Google is cracking down on Drive and Chrome extensions that abuse your data

Google is cracking down on Drive and Chrome extensions that abuse your data
Ravie Lakshmanan

Google is expanding its privacy audit to make third-party developer access to Chrome and Google Drive more secure.

To that effect, developers must rework their Chrome extensions to request only minimum permissions without compromising their functionality

“We’re requiring extensions to only request access to the appropriate data needed to implement their features,” Google outlined on its Safety and Security page. “If there is more than one permission that could be used to implement a feature, developers must use the permission with access to the least amount of data.”

Google is also requiring extensions that “handle personal communications and user-provided content” to post privacy policies in the Chrome Web Store.

The company has given extension developers 90 days to correct the permissions, failing which they risk having their extensions disabled in users’ browsers.

Google’s new policy for Chrome browser is set to officially go live later this fall. It has said it will share more details — including the exact enforcement date — over the summer.

On top of that, the search giant is announcing a similar access control policy for its file storage and synchronization service, Google Drive. It said it will be limiting “apps that use Google Drive APIs from broadly accessing content or data in Drive.” Instead, they will be required to access only the files they need.

The changes go into effect early next year, it said. The new rule is also somewhat similar what Google rolled out for Gmail last October.
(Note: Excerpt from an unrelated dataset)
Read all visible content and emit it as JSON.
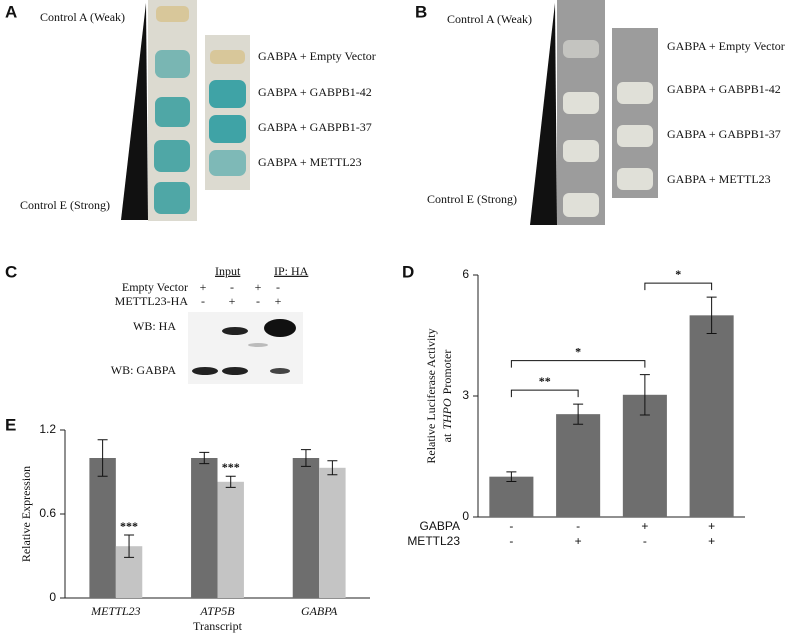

The new privacy protections are part of an ongoing effort that Google calls Project Strobe. The audit was put in place last October to improve user privacy and security on Google and Android devices by reviewing third-party developer access to your data.

Strobe, for example, was pivotal in detecting a serious bug in the now defunct Google+ that exposed personal details of over 500,000 users. The initiative is also meant to tighten its policies by offering you more controls over what data third-party apps can access in Gmail, Drive, and other Google services.

Google is known for its robust account security when compared to its peers. But it also clearly recognizes that the open nature of its platform and giving third-parties access to your data can be a security loophole.

In addition, not all developers build their apps with security practices in mind. By doing so, they are unintentionally exposing your data to rogue parties. The changes announced Thursday will go a long way towards addressing those concerns.